Jesse Jackson, Emelio Hernandez, David Lee, and others have brought home over the past few days a point that cannot be emphasized enough: the civil rights movement cannot be separated from the movement for economic justice without destroying the integriy of the movement and insulting the dignity of those who compose it. On day after the anniversary of the March on Washington for Jobs and Freedom, this point has a particular urgency. It’s strange how much more easily middle class Americans tend to believe that the liberty of bosses is contingent on their right to private property than that the freedom of workers is contingent on their right to wages. A classmate once accused me of disgracing the memory of MLK by wearing a pin with a photo of him at an SEIU 1199 rally (the union he often described as his “favorite union”). When I asked how it was inappropriate to celebrate a photo of an event that actually happened he suggested that MLK must have been caught by coincidence standing in front of an SEIU podium. To say that where a woman can sit on a bus is a moral issue but whether she can raise enough money to feed her family is merely a political question is a convenient but fundamentally unjust contention.

Today was one of the most intense freshman move-in days Yale has seen. The civil disobedience was of a much more serious and more dramatic character than last September, and the picket lines were some of the thickest and loudest I’ve seen here. The UOC gave out several hundred copies of our new pamphlet to freshmen and families, most of whom came off understandably as mostly overwhelmed, confused, anxious, and eager to get more information. Yale forced our table off of Old Campus on the grounds that, in the words of Dean of Student Affairs Betty Trachtenberg, we were there “to bias freshmen, not to orient them.” Meanwhile, the Office of New Haven and State Affairs had three tables set up trying to get students on board with their agenda of condescension and division by giving our lollipops and tape measures. And the crew team had a thirty foot boat in the middle of campus. Yale police also stopped us from entering dorms to poster; one man told me I wasn’t allowed to enter with the poster I had and when I asked whether I could go in to put up, say, a capella posters, he referred me to his boss, who told me no one was allowed to enter with any kind of poster and then asked to see my posters. When I confronted Dean Brodhead about this he told me that I wasn’t being forced off of Old Campus myself, and so democracy was intact.

As we already knew, Scott Marks is a much better speaker than Jesse Jackson; John Wilhelm is a much better speaker than John Sweeney; Howard Dean is a much better speaker than Joe Lieberman.

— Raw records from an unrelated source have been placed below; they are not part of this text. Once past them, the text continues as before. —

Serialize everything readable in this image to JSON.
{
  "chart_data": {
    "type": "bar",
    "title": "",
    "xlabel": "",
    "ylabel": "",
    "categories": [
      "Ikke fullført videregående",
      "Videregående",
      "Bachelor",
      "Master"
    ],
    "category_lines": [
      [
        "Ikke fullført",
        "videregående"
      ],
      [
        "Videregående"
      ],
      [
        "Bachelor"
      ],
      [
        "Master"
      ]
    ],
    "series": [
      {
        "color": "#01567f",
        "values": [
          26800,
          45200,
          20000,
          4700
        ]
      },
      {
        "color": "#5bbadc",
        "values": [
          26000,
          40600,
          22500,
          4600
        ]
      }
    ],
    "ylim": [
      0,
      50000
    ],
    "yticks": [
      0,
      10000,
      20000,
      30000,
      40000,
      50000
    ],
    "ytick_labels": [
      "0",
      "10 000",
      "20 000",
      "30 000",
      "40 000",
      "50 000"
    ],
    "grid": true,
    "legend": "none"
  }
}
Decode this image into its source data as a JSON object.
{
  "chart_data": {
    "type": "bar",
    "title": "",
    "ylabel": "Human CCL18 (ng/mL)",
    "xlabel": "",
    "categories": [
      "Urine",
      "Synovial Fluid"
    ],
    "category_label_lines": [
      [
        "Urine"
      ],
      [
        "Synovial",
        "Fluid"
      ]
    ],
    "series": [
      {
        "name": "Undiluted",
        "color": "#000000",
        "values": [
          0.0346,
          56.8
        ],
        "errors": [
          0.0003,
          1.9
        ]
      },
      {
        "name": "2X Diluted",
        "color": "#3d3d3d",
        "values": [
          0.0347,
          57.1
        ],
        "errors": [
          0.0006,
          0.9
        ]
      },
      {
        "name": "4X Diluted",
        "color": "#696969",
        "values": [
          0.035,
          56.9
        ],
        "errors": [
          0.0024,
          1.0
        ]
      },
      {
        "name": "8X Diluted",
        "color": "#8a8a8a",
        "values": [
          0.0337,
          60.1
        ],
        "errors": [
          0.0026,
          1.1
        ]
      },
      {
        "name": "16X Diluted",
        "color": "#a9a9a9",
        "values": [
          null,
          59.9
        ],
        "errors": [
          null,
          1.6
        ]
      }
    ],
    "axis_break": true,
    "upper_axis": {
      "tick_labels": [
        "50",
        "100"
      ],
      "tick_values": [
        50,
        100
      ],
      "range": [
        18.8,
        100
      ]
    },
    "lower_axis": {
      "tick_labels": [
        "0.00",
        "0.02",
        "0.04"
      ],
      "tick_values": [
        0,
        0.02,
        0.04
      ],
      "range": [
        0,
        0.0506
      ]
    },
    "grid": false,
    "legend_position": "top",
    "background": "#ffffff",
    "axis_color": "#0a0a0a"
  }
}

Yale’s last minute decision to postpone tomorrow’s freshman invocation, an event which to my knowledge has never been cancelled in the University’s history (including during, say, World War), on the grounds of “the threat posed by our unions,” represents a resounding acknowledgement by Yale that contrary to their publicity, business is not going on as usual here, and the crisis is not under control. John Wilhelm was right to say, of of Yale’s prior claims that hardly anyone was out on strike and there was no disruption, “That’s exactly the problem – you do all the work here, and Yale can’t see you.” He also added that – as Yale’s contract offer makes clear – Yale can’t count. This was abundantly clear when Yale produced statistics purporting to show that strike turnout was low which left out 800 Yale workers – guess where they were? Perhaps one of them was Associate VP for New Haven and State Affairs Mike Morand’s secretary, who despite getting ample exposure to Yale’s side – which Conroy et al claim the union leadership is blinding the workers to – is out on strike.